If someone's not resting well at night, she most likely doesn't have enough yin in her system. "We would encourage her to do more yoga, reading, resting and to stay cool to bring her back in balance," says Collins.

A carefully orchestrated herbal remedy may also be prescribed to help support diet and lifestyle changes.

For specific physical maladies, such as pain or injury, a TCM practitioner might recommend acupuncture, says Teresa Bresnan, owner of Acupuncture and Natural Health Center in Medford.

"If a nerve is constantly firing for pain," she explains, "the acupuncture will break that and reestablish a healthy nerve, thus decreasing the message for pain and establishing what we call homeostasis, the body's state of being healthy."

Increasing the body's circulation is the headline.

"If there is an area of inflammation, increasing the circulation will decrease the swelling and the pain and the redness," Bresnan says. "And you can see that immediately during a treatment."

Massage, reflexology and physical therapy aided by electrical stimulation may be used in conjunction with acupuncture.

"Results can be miraculous; but don't expect that," counsels Bresnan, who generalizes that for every year of pain the patient has experienced, a month of treatment is needed, with one or two sessions a week. "If you've had one day of pain, one day might be enough; if you've had 10 years of pain, look at half a year of sessions."

Acupuncture goes back roughly 2,500 years before the age of stainless-steel needles (they first used needles made of bamboo and stone). Based on the theory that bodies have meridians, or pathways, that allow energy and circulation to flow properly, acupuncture was first inspired by something quite "mundane," says Ken Bendat Lac, owner of the Center for Chinese Medicine in Ashland.

"The Chinese were building a canal system, and they posited that in our bodies, just like out there in the world, we could open and shut these canals," he says.

The herbal side of Chinese medicine developed separately, with the oldest known book of herbal remedies dating back more than 1,800 years. Shang Han Lun ("On Cold Damage") addressed the theory that illness comes from outside the body in the form of cold that works its way in, usually slowly.

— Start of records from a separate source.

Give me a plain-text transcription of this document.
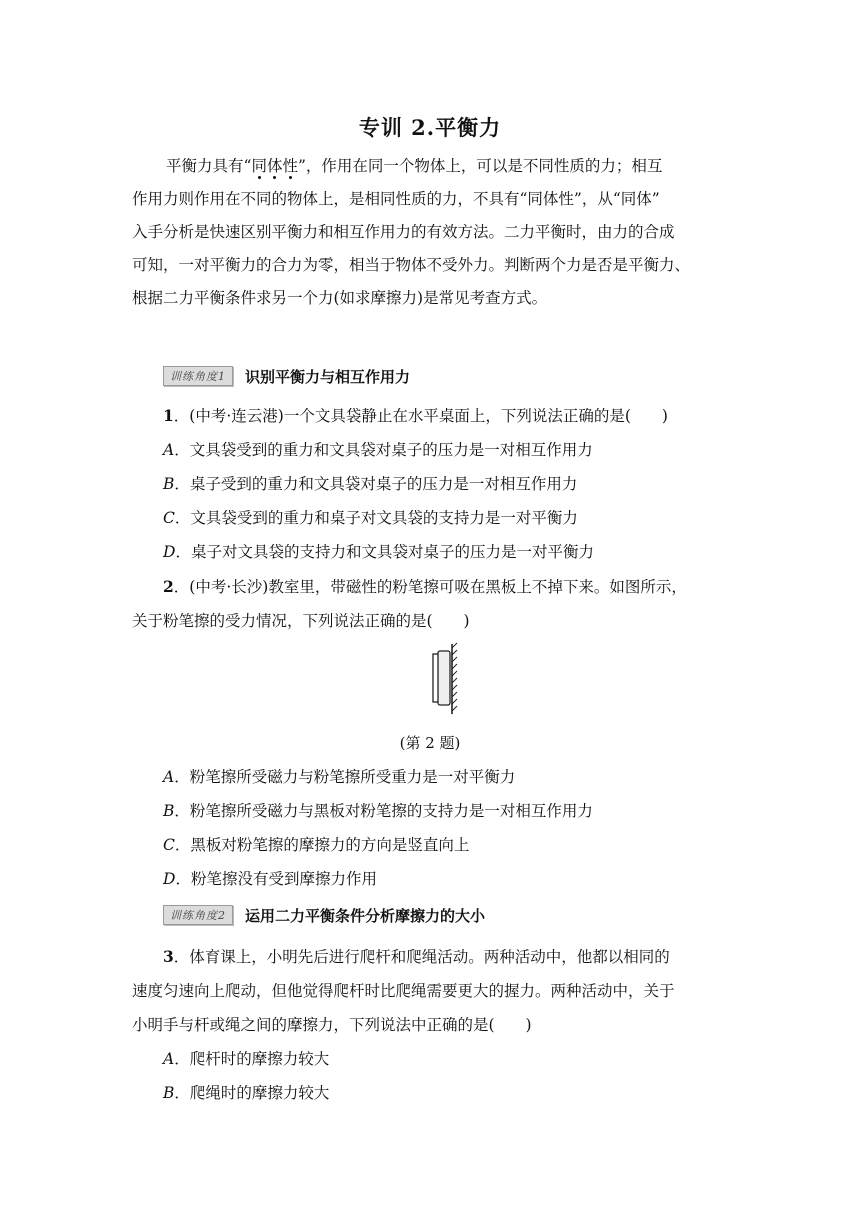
专训 2.平衡力

平衡力具有“同体性”，作用在同一个物体上，可以是不同性质的力；相互

作用力则作用在不同的物体上，是相同性质的力，不具有“同体性”，从“同体”

入手分析是快速区别平衡力和相互作用力的有效方法。二力平衡时，由力的合成

可知，一对平衡力的合力为零，相当于物体不受外力。判断两个力是否是平衡力、

根据二力平衡条件求另一个力(如求摩擦力)是常见考查方式。

训练角度1	识别平衡力与相互作用力
1．(中考·连云港)一个文具袋静止在水平桌面上，下列说法正确的是(　　)
A．文具袋受到的重力和文具袋对桌子的压力是一对相互作用力
B．桌子受到的重力和文具袋对桌子的压力是一对相互作用力
C．文具袋受到的重力和桌子对文具袋的支持力是一对平衡力
D．桌子对文具袋的支持力和文具袋对桌子的压力是一对平衡力
2．(中考·长沙)教室里，带磁性的粉笔擦可吸在黑板上不掉下来。如图所示，
关于粉笔擦的受力情况，下列说法正确的是(　　)
(第 2 题)
A．粉笔擦所受磁力与粉笔擦所受重力是一对平衡力
B．粉笔擦所受磁力与黑板对粉笔擦的支持力是一对相互作用力
C．黑板对粉笔擦的摩擦力的方向是竖直向上
D．粉笔擦没有受到摩擦力作用
训练角度2	运用二力平衡条件分析摩擦力的大小
3．体育课上，小明先后进行爬杆和爬绳活动。两种活动中，他都以相同的
速度匀速向上爬动，但他觉得爬杆时比爬绳需要更大的握力。两种活动中，关于
小明手与杆或绳之间的摩擦力，下列说法中正确的是(　　)
A．爬杆时的摩擦力较大
B．爬绳时的摩擦力较大
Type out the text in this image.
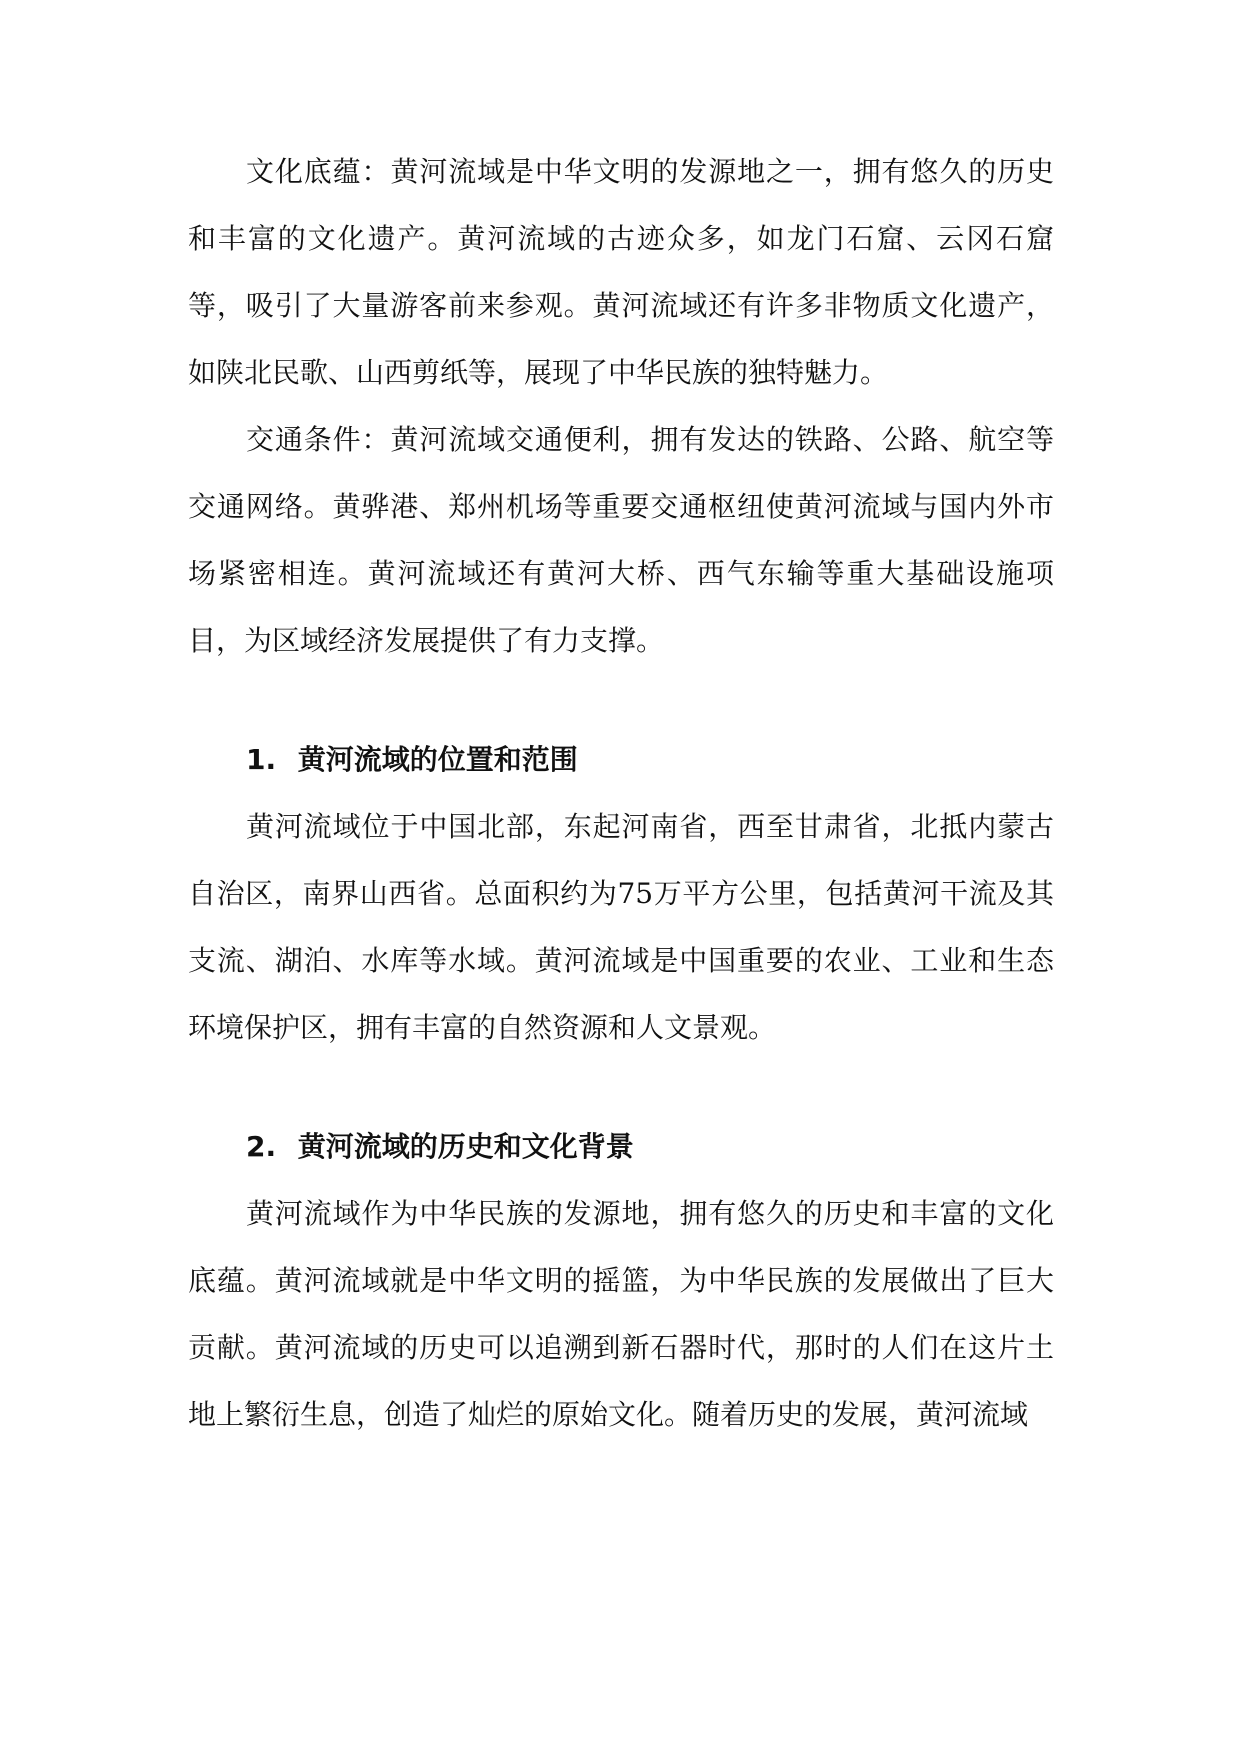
文化底蕴：黄河流域是中华文明的发源地之一，拥有悠久的历史和丰富的文化遗产。黄河流域的古迹众多，如龙门石窟、云冈石窟等，吸引了大量游客前来参观。黄河流域还有许多非物质文化遗产，如陕北民歌、山西剪纸等，展现了中华民族的独特魅力。

交通条件：黄河流域交通便利，拥有发达的铁路、公路、航空等交通网络。黄骅港、郑州机场等重要交通枢纽使黄河流域与国内外市场紧密相连。黄河流域还有黄河大桥、西气东输等重大基础设施项目，为区域经济发展提供了有力支撑。

1. 黄河流域的位置和范围

黄河流域位于中国北部，东起河南省，西至甘肃省，北抵内蒙古自治区，南界山西省。总面积约为75万平方公里，包括黄河干流及其支流、湖泊、水库等水域。黄河流域是中国重要的农业、工业和生态环境保护区，拥有丰富的自然资源和人文景观。

2. 黄河流域的历史和文化背景

黄河流域作为中华民族的发源地，拥有悠久的历史和丰富的文化底蕴。黄河流域就是中华文明的摇篮，为中华民族的发展做出了巨大贡献。黄河流域的历史可以追溯到新石器时代，那时的人们在这片土地上繁衍生息，创造了灿烂的原始文化。随着历史的发展，黄河流域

"We need to take herbal remedies to push it back out because once it takes root inside, it leads to things," Bendat says. "The formula will be warm and open your pores to let it out. These formulas are still the ones I use today."

The Wenbing (Warm Disease) book, conversely, addresses "all the hot stuff that comes in, such as petulant diseases," says Bendat. "Sometimes it's not just cold; when something warm comes in, the person gets sick right away, has fevers and can die in a day. We use a lot of those formulas today to treat things modern medicine doesn't understand, like autoimmune diseases."

Lupus, rheumatoid arthritis and AIDS are all considered warm diseases.

Although practitioners often specialize in either acupuncture or herbs, these two approaches, along with diet and lifestyle counseling, create the foundation of traditional Chinese medicine. Today's proponents strongly believe this system of ancient, natural treatments can lead to measurably improved health with very little risk to the patient.

"In a way, it's funny that it should be called alternative because there is such respect for TCM's immense history," says Bendat. "Almost all the countries in the world that have some sort of government-sponsored medicine for the people include acupuncture as an option."